When an AI system under your control takes an action, whether that action was explicitly programmed, implicitly incentivized, or genuinely emergent, you are accountable for it. Not the engineers. Not the model. You.
If the Alibaba team deployed an agentic system with unrestricted tool access and cryptocurrency mining emerged as an outcome, that’s a foreseeable risk that should have been anticipated. You don’t get to say “the AI surprised us” when you gave it the exact tools it needed to surprise you.
And nobody anticipated what happened, then you have an even bigger responsibility: to figure out what went wrong in your deployment process and make sure it doesn’t happen again.
Either way, the question “Who’s responsible?” has the same answer: the person who decided to deploy an unconstrained agentic system in a high-stakes environment.
What’s Next?
As AI systems become more autonomous, this question will become clearer.

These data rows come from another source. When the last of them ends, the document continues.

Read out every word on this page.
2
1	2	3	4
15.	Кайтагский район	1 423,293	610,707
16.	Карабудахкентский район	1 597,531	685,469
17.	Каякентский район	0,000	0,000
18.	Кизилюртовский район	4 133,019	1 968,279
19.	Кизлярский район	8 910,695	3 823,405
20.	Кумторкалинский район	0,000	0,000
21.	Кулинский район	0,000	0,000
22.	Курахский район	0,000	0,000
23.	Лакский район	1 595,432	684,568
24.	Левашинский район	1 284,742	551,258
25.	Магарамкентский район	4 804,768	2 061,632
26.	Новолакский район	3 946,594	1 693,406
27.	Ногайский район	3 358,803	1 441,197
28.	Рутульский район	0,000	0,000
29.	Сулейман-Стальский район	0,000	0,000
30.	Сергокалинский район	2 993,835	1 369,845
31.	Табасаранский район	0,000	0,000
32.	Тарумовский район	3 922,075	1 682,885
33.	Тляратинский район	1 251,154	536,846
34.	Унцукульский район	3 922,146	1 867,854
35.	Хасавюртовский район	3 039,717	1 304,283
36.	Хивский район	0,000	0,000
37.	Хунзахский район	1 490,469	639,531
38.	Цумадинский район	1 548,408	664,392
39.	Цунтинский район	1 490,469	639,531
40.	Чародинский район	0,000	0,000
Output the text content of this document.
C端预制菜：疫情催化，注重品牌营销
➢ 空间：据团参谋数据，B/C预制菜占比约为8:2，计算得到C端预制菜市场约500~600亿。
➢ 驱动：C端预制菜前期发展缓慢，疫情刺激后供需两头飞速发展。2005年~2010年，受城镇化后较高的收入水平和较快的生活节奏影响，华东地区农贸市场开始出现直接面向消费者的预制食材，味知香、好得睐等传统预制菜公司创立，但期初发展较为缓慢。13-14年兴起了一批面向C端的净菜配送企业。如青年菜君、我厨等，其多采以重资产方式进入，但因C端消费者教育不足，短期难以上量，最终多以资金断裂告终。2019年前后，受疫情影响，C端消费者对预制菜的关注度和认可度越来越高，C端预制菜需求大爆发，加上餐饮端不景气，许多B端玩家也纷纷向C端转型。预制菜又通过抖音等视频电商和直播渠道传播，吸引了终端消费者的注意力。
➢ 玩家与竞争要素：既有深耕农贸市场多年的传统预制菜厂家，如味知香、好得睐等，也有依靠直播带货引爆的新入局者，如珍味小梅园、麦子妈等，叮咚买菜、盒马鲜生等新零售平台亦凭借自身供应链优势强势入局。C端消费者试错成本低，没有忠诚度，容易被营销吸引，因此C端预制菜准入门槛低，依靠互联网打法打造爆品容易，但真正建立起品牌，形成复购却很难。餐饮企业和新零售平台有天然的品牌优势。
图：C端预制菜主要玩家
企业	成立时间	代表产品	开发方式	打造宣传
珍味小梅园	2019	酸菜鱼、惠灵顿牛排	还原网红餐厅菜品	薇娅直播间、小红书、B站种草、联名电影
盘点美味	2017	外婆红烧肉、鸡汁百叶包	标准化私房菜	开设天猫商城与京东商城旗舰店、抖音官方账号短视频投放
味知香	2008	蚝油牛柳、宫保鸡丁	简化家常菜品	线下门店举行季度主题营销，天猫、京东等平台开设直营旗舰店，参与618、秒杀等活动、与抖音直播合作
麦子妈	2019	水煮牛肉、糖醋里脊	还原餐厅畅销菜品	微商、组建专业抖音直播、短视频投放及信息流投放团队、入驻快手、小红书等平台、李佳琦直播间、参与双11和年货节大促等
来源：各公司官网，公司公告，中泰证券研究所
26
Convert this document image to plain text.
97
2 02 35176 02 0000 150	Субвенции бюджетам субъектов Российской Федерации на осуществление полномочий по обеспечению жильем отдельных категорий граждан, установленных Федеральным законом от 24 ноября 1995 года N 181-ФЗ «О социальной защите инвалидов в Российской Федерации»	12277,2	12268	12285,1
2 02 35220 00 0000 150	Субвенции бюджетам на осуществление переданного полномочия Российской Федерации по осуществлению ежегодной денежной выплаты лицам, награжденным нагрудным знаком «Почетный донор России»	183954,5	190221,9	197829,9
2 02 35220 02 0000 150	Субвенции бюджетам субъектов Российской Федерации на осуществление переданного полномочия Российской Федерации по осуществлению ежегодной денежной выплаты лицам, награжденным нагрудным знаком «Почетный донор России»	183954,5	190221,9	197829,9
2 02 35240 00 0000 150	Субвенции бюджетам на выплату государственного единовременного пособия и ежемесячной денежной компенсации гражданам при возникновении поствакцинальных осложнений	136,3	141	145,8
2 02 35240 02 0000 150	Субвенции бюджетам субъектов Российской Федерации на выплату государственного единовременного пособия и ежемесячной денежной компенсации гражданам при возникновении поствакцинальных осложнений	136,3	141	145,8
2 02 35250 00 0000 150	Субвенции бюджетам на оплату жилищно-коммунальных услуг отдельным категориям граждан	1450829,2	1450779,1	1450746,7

You need to ask yourself right now:
Which decisions about AI deployment am I willing to own?
Which risks am I willing to accept?
What unintended outcomes am I actually prepared for?
If something goes wrong, will my organization blame the AI or take responsibility for the choices we made?
The leaders who win in this cycle will be the ones who stop asking “What did the AI do?” and start asking “What did we choose to build, and why?”
Because that’s where accountability actually lives.